The drawings show an embodiment of the present invention, and FIG. 1 is a longitudinal sectional view thereof, and FIG. 2 is a sectional view taken along the line - in FIG. 1... Lever support base, 2... Lever body, 4...
... Cylinder annular wall, 5 ... Cylinder inner wall, 6 ... Lever shaft,
8...Wire winding groove, 9...Disc-shaped base, 10
...Finger hook arm section, 14...Retaining hole, 15...

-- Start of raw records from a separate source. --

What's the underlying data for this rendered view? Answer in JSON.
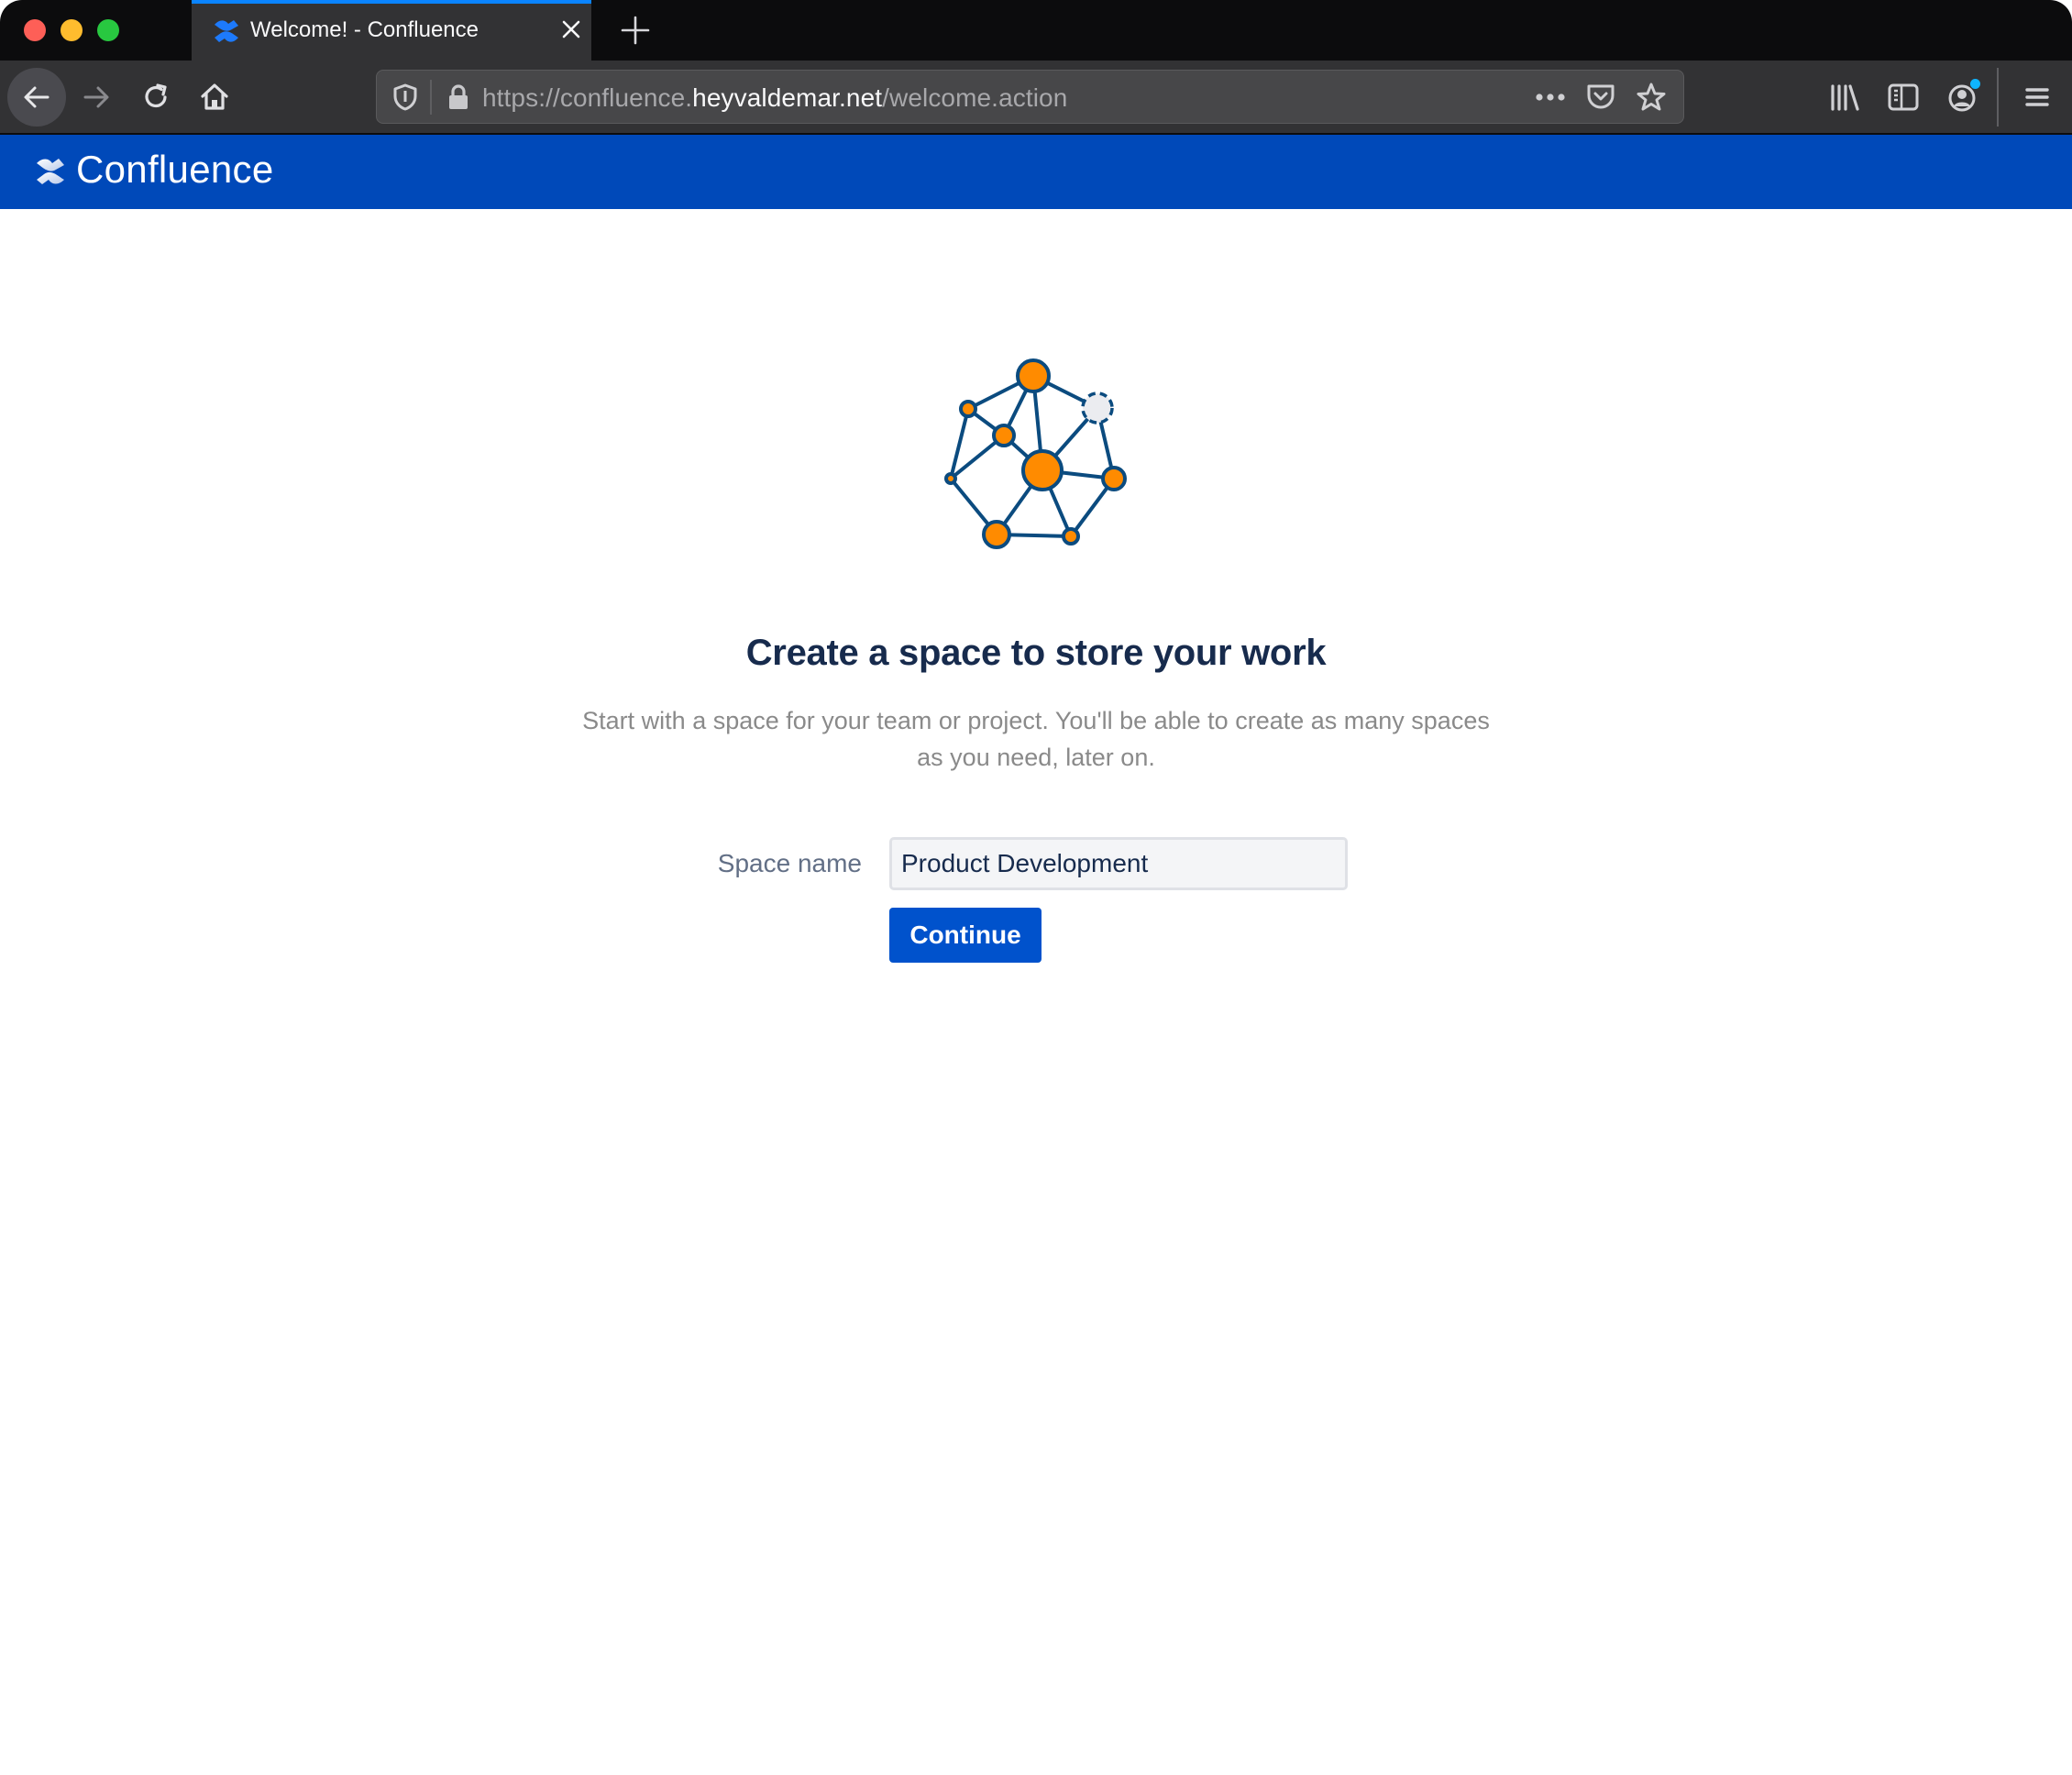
{
  "browser": {
    "tab": {
      "title": "Welcome! - Confluence",
      "favicon": "confluence-logo-icon"
    },
    "url": {
      "prefix": "https://confluence.",
      "host": "heyvaldemar.net",
      "path": "/welcome.action"
    },
    "toolbar_icons": [
      "back-icon",
      "forward-icon",
      "reload-icon",
      "home-icon",
      "shield-icon",
      "lock-icon",
      "more-icon",
      "pocket-icon",
      "bookmark-star-icon",
      "library-icon",
      "sidebar-icon",
      "account-icon",
      "menu-icon"
    ],
    "accent_color": "#0a84ff",
    "notification_dot_color": "#0fb5ff"
  },
  "app": {
    "name": "Confluence",
    "header_color": "#0049b9"
  },
  "main": {
    "illustration": "network-nodes-illustration",
    "heading": "Create a space to store your work",
    "subtext": "Start with a space for your team or project. You'll be able to create as many spaces as you need, later on.",
    "form": {
      "space_name_label": "Space name",
      "space_name_value": "Product Development",
      "continue_label": "Continue"
    },
    "colors": {
      "node_fill": "#ff8b00",
      "node_stroke": "#0b4b7f",
      "placeholder_node_fill": "#ebecf0",
      "button": "#0052cc",
      "heading": "#172b4d"
    }
  }
}
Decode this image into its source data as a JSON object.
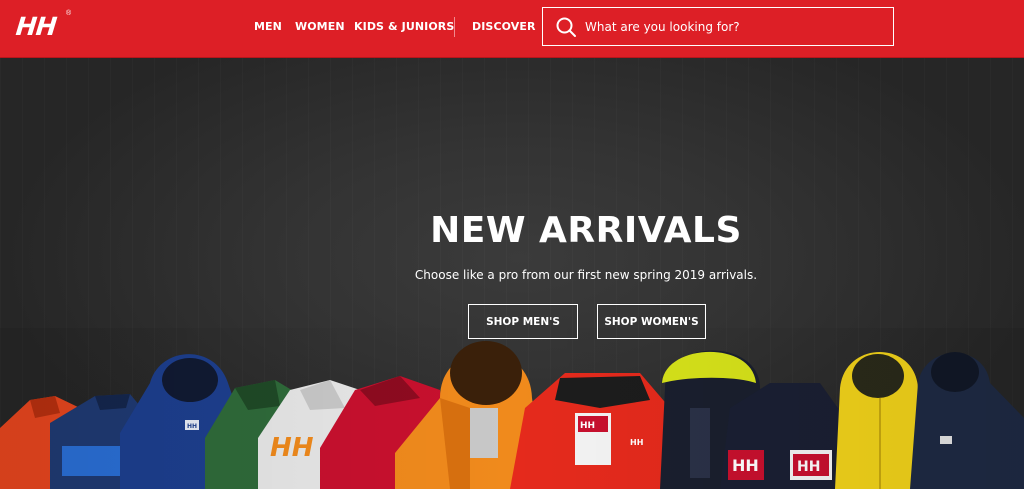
{
  "brand": {
    "logo_text": "HH",
    "registered": "®"
  },
  "nav": {
    "men": "MEN",
    "women": "WOMEN",
    "kids": "KIDS & JUNIORS",
    "discover": "DISCOVER"
  },
  "search": {
    "placeholder": "What are you looking for?",
    "value": ""
  },
  "hero": {
    "title": "NEW ARRIVALS",
    "subtitle": "Choose like a pro from our first new spring 2019 arrivals.",
    "shop_mens": "SHOP MEN'S",
    "shop_womens": "SHOP WOMEN'S"
  },
  "jacket_badge": "HH",
  "colors": {
    "header_red": "#dd1f26",
    "hero_bg": "#2b2b2b",
    "jacket_colors": [
      "#e8461e",
      "#1f3a73",
      "#1d3f8f",
      "#2f6b3a",
      "#e8e8e8",
      "#c8102e",
      "#f08a1c",
      "#e52a1c",
      "#d7e31a",
      "#1a1f2e",
      "#f2d31a",
      "#1e2a44"
    ]
  }
}
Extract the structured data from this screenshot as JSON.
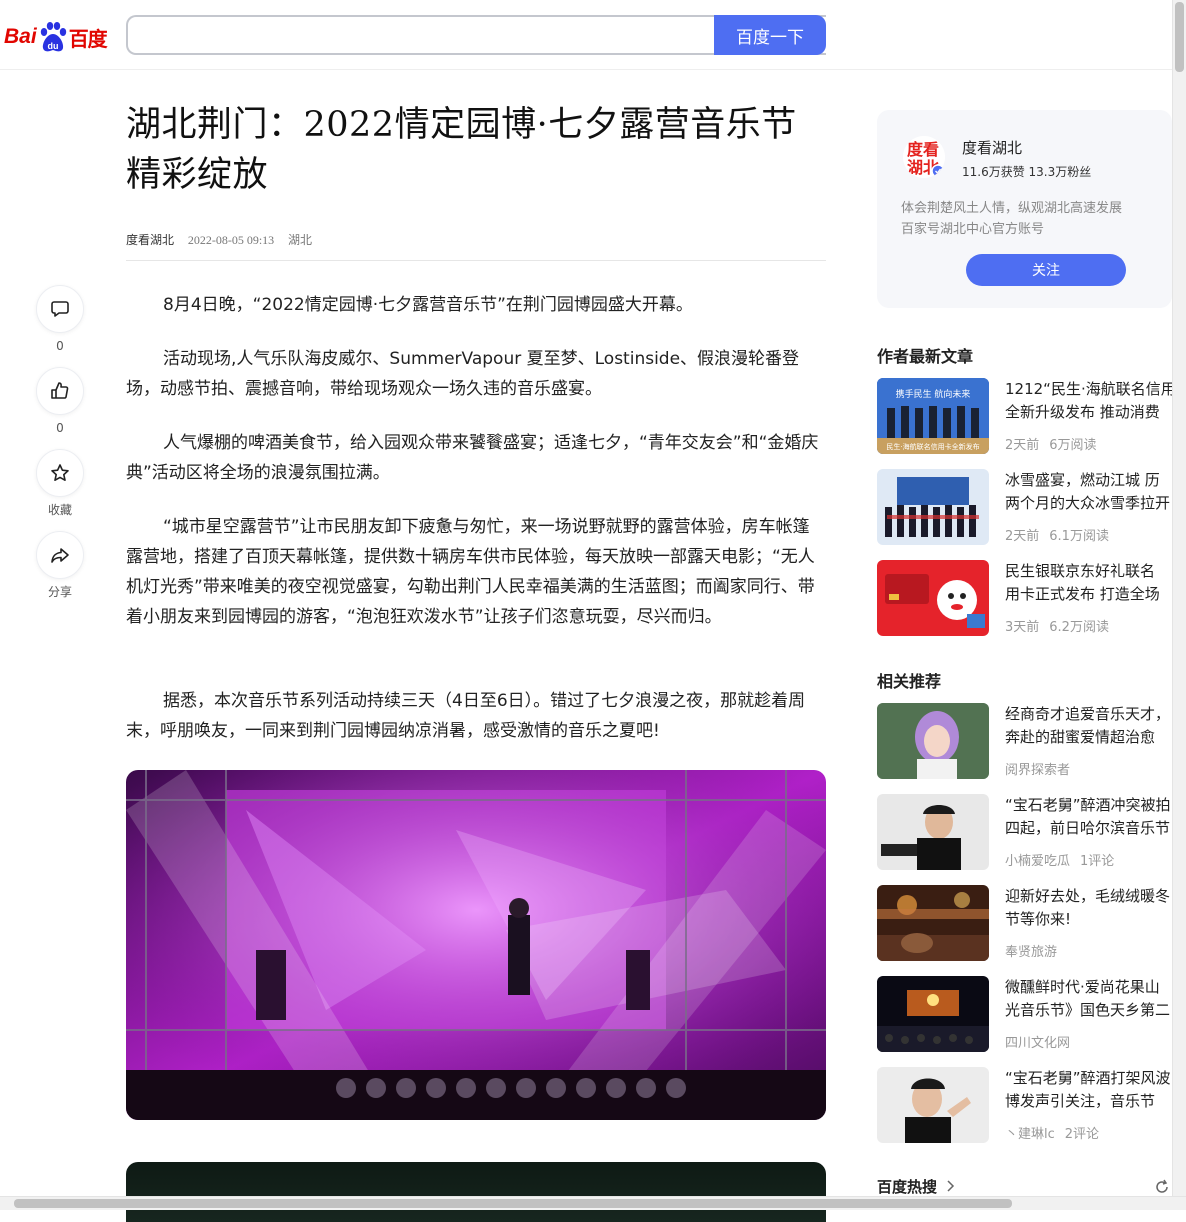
{
  "header": {
    "logo_text_left": "Bai",
    "logo_text_right": "百度",
    "search_value": "",
    "search_button": "百度一下"
  },
  "rail": {
    "comment_count": "0",
    "like_count": "0",
    "favorite_label": "收藏",
    "share_label": "分享"
  },
  "article": {
    "title": "湖北荆门：2022情定园博·七夕露营音乐节精彩绽放",
    "author": "度看湖北",
    "time": "2022-08-05 09:13",
    "location": "湖北",
    "paragraphs": [
      "8月4日晚，“2022情定园博·七夕露营音乐节”在荆门园博园盛大开幕。",
      "活动现场,人气乐队海皮威尔、SummerVapour 夏至梦、Lostinside、假浪漫轮番登场，动感节拍、震撼音响，带给现场观众一场久违的音乐盛宴。",
      "人气爆棚的啤酒美食节，给入园观众带来饕餮盛宴；适逢七夕，“青年交友会”和“金婚庆典”活动区将全场的浪漫氛围拉满。",
      "“城市星空露营节”让市民朋友卸下疲惫与匆忙，来一场说野就野的露营体验，房车帐篷露营地，搭建了百顶天幕帐篷，提供数十辆房车供市民体验，每天放映一部露天电影；“无人机灯光秀”带来唯美的夜空视觉盛宴，勾勒出荆门人民幸福美满的生活蓝图；而阖家同行、带着小朋友来到园博园的游客，“泡泡狂欢泼水节”让孩子们恣意玩耍，尽兴而归。",
      "据悉，本次音乐节系列活动持续三天（4日至6日）。错过了七夕浪漫之夜，那就趁着周末，呼朋唤友，一同来到荆门园博园纳凉消暑，感受激情的音乐之夏吧!"
    ]
  },
  "author_card": {
    "name": "度看湖北",
    "stats": "11.6万获赞 13.3万粉丝",
    "desc_line1": "体会荆楚风土人情，纵观湖北高速发展",
    "desc_line2": "百家号湖北中心官方账号",
    "follow_button": "关注",
    "avatar_text_top": "度看",
    "avatar_text_bottom": "湖北"
  },
  "latest": {
    "title": "作者最新文章",
    "items": [
      {
        "line1": "1212“民生·海航联名信用",
        "line2": "全新升级发布 推动消费",
        "time": "2天前",
        "reads": "6万阅读",
        "thumb_caption": "民生·海航联名信用卡全新发布",
        "thumb_banner": "携手民生 航向未来"
      },
      {
        "line1": "冰雪盛宴，燃动江城 历",
        "line2": "两个月的大众冰雪季拉开",
        "time": "2天前",
        "reads": "6.1万阅读"
      },
      {
        "line1": "民生银联京东好礼联名",
        "line2": "用卡正式发布 打造全场",
        "time": "3天前",
        "reads": "6.2万阅读"
      }
    ]
  },
  "related": {
    "title": "相关推荐",
    "items": [
      {
        "line1": "经商奇才追爱音乐天才，",
        "line2": "奔赴的甜蜜爱情超治愈",
        "source": "阅界探索者",
        "extra": ""
      },
      {
        "line1": "“宝石老舅”醉酒冲突被拍",
        "line2": "四起，前日哈尔滨音乐节",
        "source": "小楠爱吃瓜",
        "extra": "1评论"
      },
      {
        "line1": "迎新好去处，毛绒绒暖冬",
        "line2": "节等你来!",
        "source": "奉贤旅游",
        "extra": ""
      },
      {
        "line1": "微醺鲜时代·爱尚花果山",
        "line2": "光音乐节》国色天乡第二",
        "source": "四川文化网",
        "extra": ""
      },
      {
        "line1": "“宝石老舅”醉酒打架风波",
        "line2": "博发声引关注，音乐节",
        "source": "丶建琳lc",
        "extra": "2评论"
      }
    ]
  },
  "hot_search": "百度热搜",
  "colors": {
    "brand_blue": "#4e6ef2",
    "brand_red": "#e10601"
  }
}
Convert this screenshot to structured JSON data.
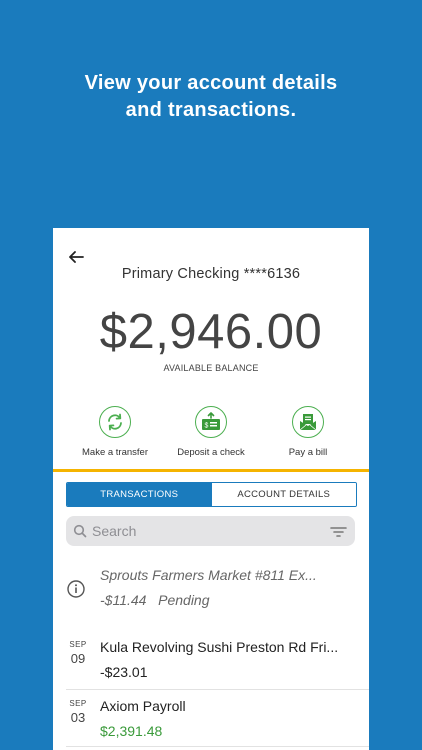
{
  "headline": {
    "line1": "View your account details",
    "line2": "and transactions."
  },
  "account": {
    "title": "Primary Checking ****6136",
    "balance": "$2,946.00",
    "balance_label": "AVAILABLE BALANCE"
  },
  "actions": [
    {
      "label": "Make a transfer",
      "icon": "transfer-icon"
    },
    {
      "label": "Deposit a check",
      "icon": "deposit-check-icon"
    },
    {
      "label": "Pay a bill",
      "icon": "pay-bill-icon"
    }
  ],
  "tabs": {
    "transactions": "TRANSACTIONS",
    "account_details": "ACCOUNT DETAILS"
  },
  "search": {
    "placeholder": "Search"
  },
  "transactions": [
    {
      "month": "",
      "day": "",
      "name": "Sprouts Farmers Market #811 Ex...",
      "amount": "-$11.44",
      "status": "Pending"
    },
    {
      "month": "SEP",
      "day": "09",
      "name": "Kula Revolving Sushi Preston Rd Fri...",
      "amount": "-$23.01",
      "status": ""
    },
    {
      "month": "SEP",
      "day": "03",
      "name": "Axiom Payroll",
      "amount": "$2,391.48",
      "status": ""
    }
  ],
  "colors": {
    "background": "#1a7bbd",
    "accent_green": "#4caf50",
    "divider_yellow": "#f5b400",
    "deposit_green": "#3a9a3a"
  }
}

Steel ball (engaging member), 16... spring, 17... engaging recess.

Claims (1)

[Scope of utility model registration request] In a lever body comprising a disc-shaped base having a wire winding groove formed on the outer periphery and a finger hook arm extending radially outward from the disc-shaped base, the center hole of the disc-shaped base is connected to the lever support base. In a bicycle gear shift operation lever device configured to be rotatably fitted onto a protruding lever shaft, a cylindrical annular wall concentric with the lever shaft is provided on the inner surface of the disc-shaped base. The engaging body, which is biased radially outward by a spring, is held in a holding hole formed in the axially intermediate part of the lever in the cylindrical annular wall. , a cylindrical inner wall is provided that surrounds the outer periphery of the cylindrical annular wall, is in sliding contact with the outer periphery of the cylindrical annular wall, and has an outer end reaching the inner surface of the disc-shaped base; A bicycle gear shift operation lever device, characterized in that a plurality of engagement recesses are provided in which the engagement body can be elastically engaged and disengaged sequentially as the gear is moved.